Interesting read, thanks. I can imagine some of these algorithms are quite tricky to actually implement and debug!

Matt said...

A fully parallel compactor

Sandro Magi said...

A fully generalized "mark-sweep with compaction" GC was described in Using Page Residency to Balance Tradeoffs in Tracing Garbage Collection. This GC combines copying and mark-sweep algorithms via two tunable parameters, allocation and evacuation thresholds, which determine when objects should be copied.

Unknown said...

Thanks for the interesting paper links, guys! If you have any other cool papers about GC that you're just holding back until there's some relevant place to link to them, feel free to do that now.

Anonymous said...

Hey Dan, its me again, great overview of some of the more relevant mark-compact algs.

In regards to the Compressor paper, I just skimmed it (very interesting, must digest later)...unless I'm mistaken, it actually has to do a pass of the heap once to mark, and then once to copy, no? At first I thought it would mark-*AND* copy all in one pass. It also isn't as space efficient as some of the other algorithms it seems.

"Additionally, sliding compaction is difficult to parallelize because of the way pointers are calculated from an accumulator, and the sliding itself must be done in address order, otherwise uncopied things could be overwritten."
I was just thinking about that this past weekend. The compressor does solve this problem, but at the cost of space.

The interesting thing about GC algorithms is wasted space can negatively impact performance due to smaller 'generations'. The smaller the generation, the less time it takes to fill up, the less time objects have to 'die', and you end up copying things you don't need to. It would be interesting to see if the ability to parallelize copying (like the compressor) is worth the performance hit you'd take from this. What are your thoughts?

-V

Unknown said...

V, I completely agree with your analysis.
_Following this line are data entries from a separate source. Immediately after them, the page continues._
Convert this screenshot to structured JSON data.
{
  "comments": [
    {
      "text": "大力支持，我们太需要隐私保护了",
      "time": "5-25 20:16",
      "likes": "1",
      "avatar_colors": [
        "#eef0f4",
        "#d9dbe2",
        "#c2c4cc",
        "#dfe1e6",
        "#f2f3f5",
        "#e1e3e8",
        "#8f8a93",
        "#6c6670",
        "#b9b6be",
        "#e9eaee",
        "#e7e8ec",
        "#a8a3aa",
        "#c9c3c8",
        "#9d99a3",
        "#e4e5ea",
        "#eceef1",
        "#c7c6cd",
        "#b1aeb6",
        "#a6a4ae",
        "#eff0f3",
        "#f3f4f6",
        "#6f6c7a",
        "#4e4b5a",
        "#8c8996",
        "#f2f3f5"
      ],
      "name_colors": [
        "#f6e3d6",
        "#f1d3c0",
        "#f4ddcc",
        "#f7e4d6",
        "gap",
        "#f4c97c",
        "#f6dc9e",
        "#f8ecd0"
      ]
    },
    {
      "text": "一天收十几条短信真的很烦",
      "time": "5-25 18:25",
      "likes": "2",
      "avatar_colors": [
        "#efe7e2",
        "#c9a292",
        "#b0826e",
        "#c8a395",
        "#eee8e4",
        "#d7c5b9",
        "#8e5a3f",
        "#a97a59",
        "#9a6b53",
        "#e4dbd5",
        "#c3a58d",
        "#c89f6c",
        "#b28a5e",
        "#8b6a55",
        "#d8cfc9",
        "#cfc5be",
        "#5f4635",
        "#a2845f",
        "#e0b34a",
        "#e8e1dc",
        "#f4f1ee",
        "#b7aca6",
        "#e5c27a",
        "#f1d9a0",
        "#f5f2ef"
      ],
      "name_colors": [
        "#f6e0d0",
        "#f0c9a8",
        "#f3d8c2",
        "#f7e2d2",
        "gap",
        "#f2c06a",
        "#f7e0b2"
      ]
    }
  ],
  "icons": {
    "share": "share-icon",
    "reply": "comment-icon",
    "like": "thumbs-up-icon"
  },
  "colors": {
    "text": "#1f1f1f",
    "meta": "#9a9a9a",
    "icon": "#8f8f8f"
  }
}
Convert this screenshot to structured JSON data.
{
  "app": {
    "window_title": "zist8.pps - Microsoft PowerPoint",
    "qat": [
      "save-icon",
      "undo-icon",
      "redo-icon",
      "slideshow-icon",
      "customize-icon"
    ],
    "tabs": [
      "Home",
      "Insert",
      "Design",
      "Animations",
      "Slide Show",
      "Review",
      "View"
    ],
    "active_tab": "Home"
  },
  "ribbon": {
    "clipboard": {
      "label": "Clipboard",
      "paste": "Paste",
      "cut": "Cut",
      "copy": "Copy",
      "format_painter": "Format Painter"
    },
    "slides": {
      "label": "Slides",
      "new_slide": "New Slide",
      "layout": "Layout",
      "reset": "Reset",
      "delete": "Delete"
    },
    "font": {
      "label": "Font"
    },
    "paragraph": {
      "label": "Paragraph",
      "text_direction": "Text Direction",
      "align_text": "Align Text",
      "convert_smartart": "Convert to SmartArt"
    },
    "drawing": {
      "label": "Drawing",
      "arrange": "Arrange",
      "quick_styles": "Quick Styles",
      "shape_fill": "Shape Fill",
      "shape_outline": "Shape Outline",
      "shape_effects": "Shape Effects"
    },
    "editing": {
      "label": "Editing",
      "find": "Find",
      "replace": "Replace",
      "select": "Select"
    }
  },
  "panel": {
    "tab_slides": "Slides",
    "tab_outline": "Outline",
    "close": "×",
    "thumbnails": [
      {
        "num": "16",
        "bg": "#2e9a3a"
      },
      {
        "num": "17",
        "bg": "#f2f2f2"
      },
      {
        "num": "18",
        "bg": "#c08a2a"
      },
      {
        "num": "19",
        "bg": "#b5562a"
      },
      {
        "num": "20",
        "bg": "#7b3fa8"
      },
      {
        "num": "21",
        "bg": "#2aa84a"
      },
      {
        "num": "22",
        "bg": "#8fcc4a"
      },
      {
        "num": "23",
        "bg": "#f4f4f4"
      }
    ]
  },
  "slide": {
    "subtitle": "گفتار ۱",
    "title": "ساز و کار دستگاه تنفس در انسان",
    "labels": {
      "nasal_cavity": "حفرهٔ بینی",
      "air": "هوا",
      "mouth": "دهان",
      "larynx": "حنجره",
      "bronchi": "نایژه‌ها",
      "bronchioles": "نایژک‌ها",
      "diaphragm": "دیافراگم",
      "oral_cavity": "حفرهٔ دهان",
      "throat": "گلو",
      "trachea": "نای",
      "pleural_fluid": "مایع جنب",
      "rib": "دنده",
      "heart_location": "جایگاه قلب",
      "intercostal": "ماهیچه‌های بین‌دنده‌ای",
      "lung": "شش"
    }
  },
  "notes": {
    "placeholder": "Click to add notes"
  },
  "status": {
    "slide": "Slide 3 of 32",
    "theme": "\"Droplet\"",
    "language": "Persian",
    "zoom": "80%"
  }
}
More space overhead causes more frequent collections on the same amount of memory, that's a fact, and the Compressor has higher space overhead (as well as two passes in total; maybe I should have worded that more clearly). In personal communication with one of the authors of the compressor paper, I learned that they used a granularity of 512 bytes for their offset and first object tables.

But from what I've seen, the tradeoff of space overhead can be worth it. In many papers, there's a graph that shows speed vs memory given, and it tends to show that, after a certain amount of memory, performance doesn't really improve much more. So it's possible that this point is around 1.4 times the maximum size of the live heap for mark-sweep, and 1.8 times the size of the live heap for the compressor. It's really a lot of tradeoffs.